We have this from the 2011 Lancet paper:
The statistical analysis plan was finalised, including changes to the original protocol, and was approved by the trial steering committee and the data monitoring and ethics committee before outcome data were examined.
I assumed that the 'post-hoc' analyses mentioned in the 2011 Lancet paper meant after the trial began but before seeing the actual data. However, the statistical analysis plan mentions nothing whatsoever about the most notorious 'post-hoc' analysis, i.e. normal range in fatigue and physical function. Furthermore, the revised definition of recovery, which is fundamentally based on this so-called normal range, is not mentioned either in the statistical analysis plan.

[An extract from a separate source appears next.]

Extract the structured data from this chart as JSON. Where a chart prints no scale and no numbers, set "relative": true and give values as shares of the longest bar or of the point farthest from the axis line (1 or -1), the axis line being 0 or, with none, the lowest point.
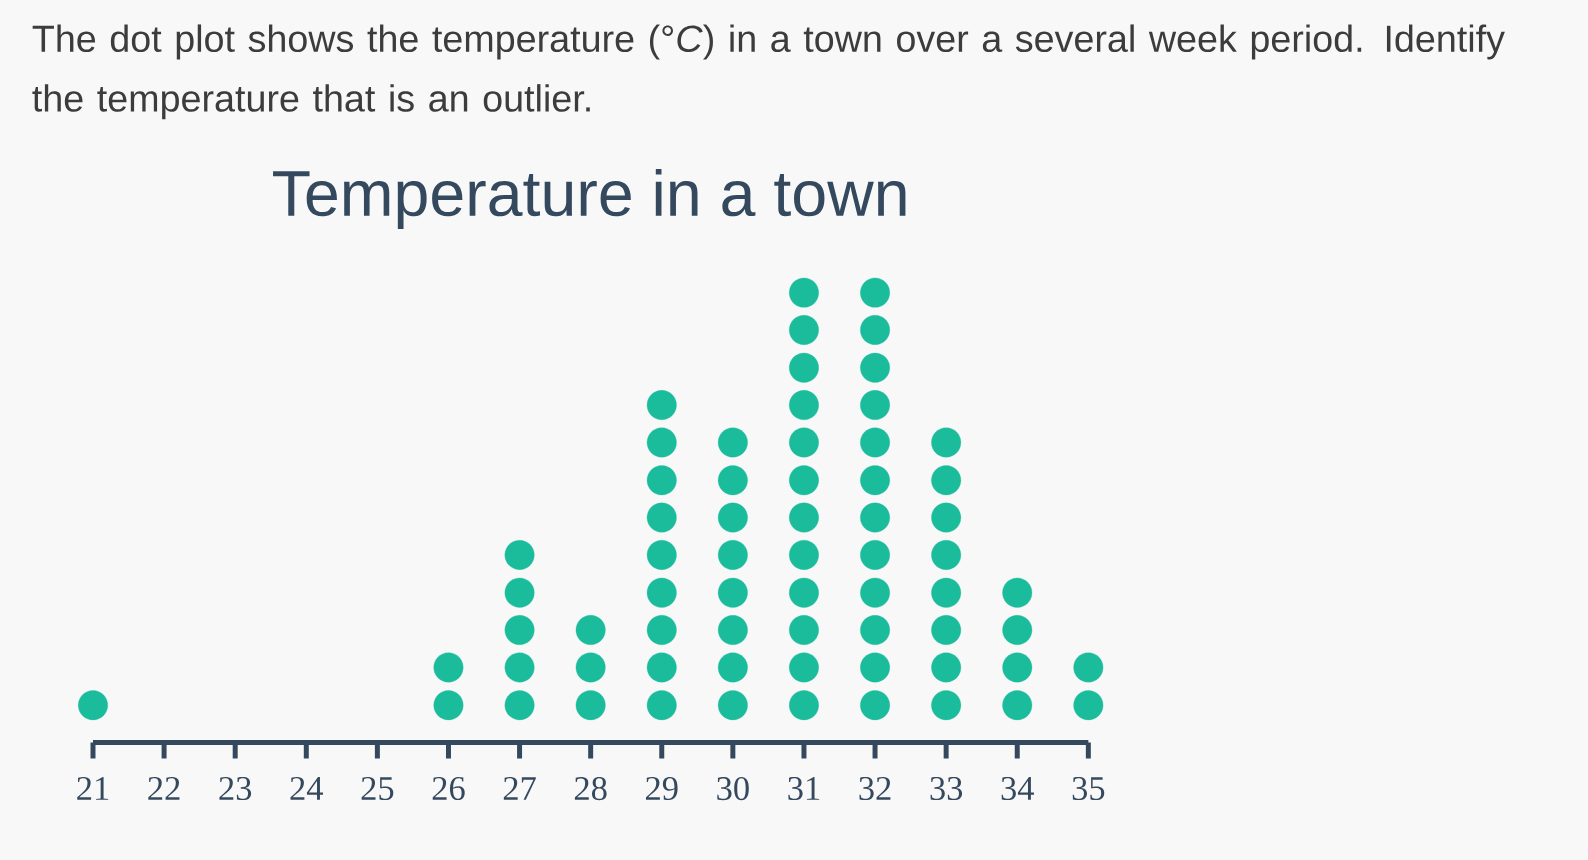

The recovery paper, which was published 2 years after the 2011 Lancet paper, stated that,
"we made the changes before analysis". This of course does not guarantee that they made the changes before working on previous papers involving the same PACE data which was being re-used in the recovery paper, it just means that they technically made the changes before conducting the statistical analysis for the recovery paper.
As an open-label trial the researchers could have gained obvious impressions that their favoured therapies were failing to meet expectations anyway. But you may indeed be right that they made some of the changes after seeing the data.
In the statistical analysis plan it states that:
"The aim of this paper is to make public and to report in detail the planned analyses that were approved by the Trial Steering Committee in May 2010..."
So, when did the Trial Steering Committee approve the 'normal range' in fatigue and physical function, then? Unlike the first PACE paper, the recovery paper does not mention the trial steering committee. So it is also possible that the steering committee was not involved with these later changes, which would then effectively be unapproved and unplanned.